KONDRACKE: Yes, well, look, DeLay got 55 percent in 2002, I’m sorry, in 2004, that was before the Abramoff scandal really broke. So, you know, this could be a close race. And more encouraging to me was that Henry Cuellar, a, a moderate centrist Democrat in, in heavily Hispanic area, beat the MoveOn.org leftwing candidate, Ciro Rodriguez, which should tell the Democratic Party something about where its future lies, toward the middle, not toward the far left

BARNES: Is this where they used that picture...

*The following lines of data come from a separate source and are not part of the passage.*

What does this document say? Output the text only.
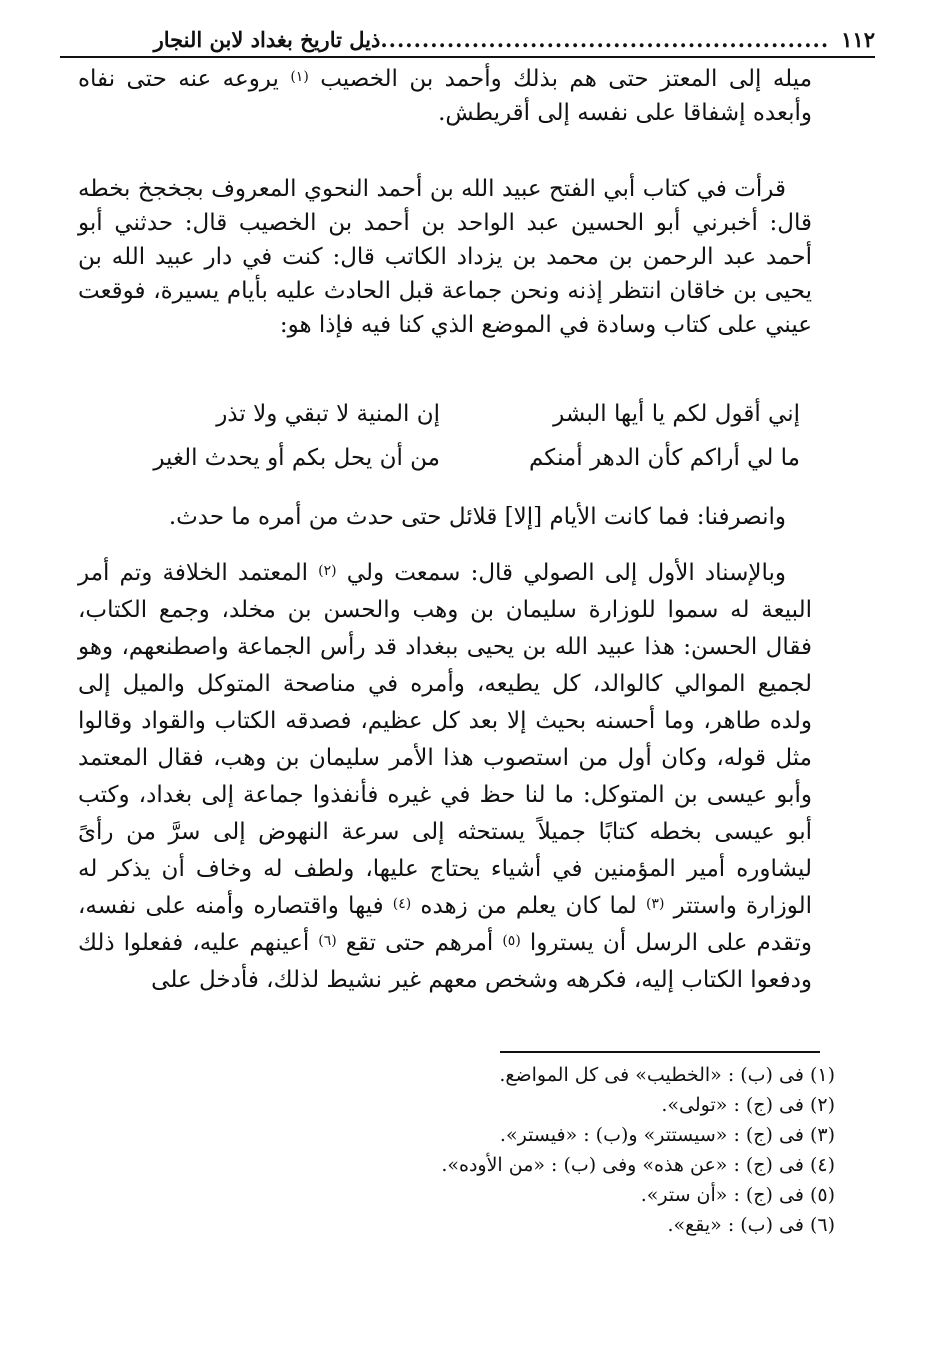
١١٢
......................................................
ذيل تاريخ بغداد لابن النجار
ميله إلى المعتز حتى هم بذلك وأحمد بن الخصيب $^{(١)}$ يروعه عنه حتى نفاه وأبعده إشفاقا على نفسه إلى أقريطش.
قرأت في كتاب أبي الفتح عبيد الله بن أحمد النحوي المعروف بجخجخ بخطه قال: أخبرني أبو الحسين عبد الواحد بن أحمد بن الخصيب قال: حدثني أبو أحمد عبد الرحمن بن محمد بن يزداد الكاتب قال: كنت في دار عبيد الله بن يحيى بن خاقان انتظر إذنه ونحن جماعة قبل الحادث عليه بأيام يسيرة، فوقعت عيني على كتاب وسادة في الموضع الذي كنا فيه فإذا هو:
إني أقول لكم يا أيها البشر
إن المنية لا تبقي ولا تذر
ما لي أراكم كأن الدهر أمنكم
من أن يحل بكم أو يحدث الغير
وانصرفنا: فما كانت الأيام [إلا] قلائل حتى حدث من أمره ما حدث.
وبالإسناد الأول إلى الصولي قال: سمعت ولي $^{(٢)}$ المعتمد الخلافة وتم أمر البيعة له سموا للوزارة سليمان بن وهب والحسن بن مخلد، وجمع الكتاب، فقال الحسن: هذا عبيد الله بن يحيى ببغداد قد رأس الجماعة واصطنعهم، وهو لجميع الموالي كالوالد، كل يطيعه، وأمره في مناصحة المتوكل والميل إلى ولده طاهر، وما أحسنه بحيث إلا بعد كل عظيم، فصدقه الكتاب والقواد وقالوا مثل قوله، وكان أول من استصوب هذا الأمر سليمان بن وهب، فقال المعتمد وأبو عيسى بن المتوكل: ما لنا حظ في غيره فأنفذوا جماعة إلى بغداد، وكتب أبو عيسى بخطه كتابًا جميلاً يستحثه إلى سرعة النهوض إلى سرَّ من رأىً ليشاوره أمير المؤمنين في أشياء يحتاج عليها، ولطف له وخاف أن يذكر له الوزارة واستتر $^{(٣)}$ لما كان يعلم من زهده $^{(٤)}$ فيها واقتصاره وأمنه على نفسه، وتقدم على الرسل أن يستروا $^{(٥)}$ أمرهم حتى تقع $^{(٦)}$ أعينهم عليه، ففعلوا ذلك ودفعوا الكتاب إليه، فكرهه وشخص معهم غير نشيط لذلك، فأدخل على
(١)
فى (ب) : «الخطيب» فى كل المواضع.
(٢)
فى (ج) : «تولى».
(٣)
فى (ج) : «سيستتر» و(ب) : «فيستر».
(٤)
فى (ج) : «عن هذه» وفى (ب) : «من الأوده».
(٥)
فى (ج) : «أن ستر».
(٦)
فى (ب) : «يقع».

KONDRACKE: Oh, yes, yes, yes, yes, yes.

BARNES: ... against...

KONDRACKE: And they used the picture of Bush at the State of the Union message with Cuellar. They tried to use it against him, didn’t work.

BARNES: That’s a crazy picture. I hope. Has Bush ever done that to you? I’d slug him.

Anyway, DOWN: Republican Congresswoman Katherine Harris of Florida. Poor poll numbers, lackluster fundraising and political blunders continue to take their toll on Harris’s flagging Senate campaign. But perhaps the most damaging development yet, Vice President Dick Cheney pointedly not mentioning Harris from the podium at an event in Naples, Florida, this week.

You know, the White House, meaning Karl Rove, and Senator Elizabeth Dole of North Carolina, who’s the head of the Republican Senate Campaign Committee, have made a Herculean effort to find another candidate, because they don’t believe Katherine Harris can win. All the elected officials in Texas, in Florida, except one, and that’s the incumbent senator, Bill Nelson, all the rest are Republicans.

You would think they could find somebody who would run who might be able to do better than Katherine Harris, who isn’t quite as controversial, who could raise more money, and would win that red state.

KONDRACKE: I have a great idea.

BARNES: Well, go ahead.

KONDRACKE: Run, Jeb, run. Now, look, if Jeb Bush leaves the governorship and runs and becomes a senator, he spends 10 years in the Senate, he waits for “Bushophobia” to evaporate, and then he runs for president in 2016, after Hillary’s done. So then we’ll go from Bush to Clinton to Bush to Clinton to Bush.

You know, the rest of American history is just sort of laid out for us there.

BARNES: I like it. I want to mention one more thing about this race to show you where it stands right now, and that is, the latest poll, I think it was in February, shows Bill Nelson, who’s a weak incumbent, 22 points ahead of Katherine Harris. That’s the problem. They need another candidate, I think.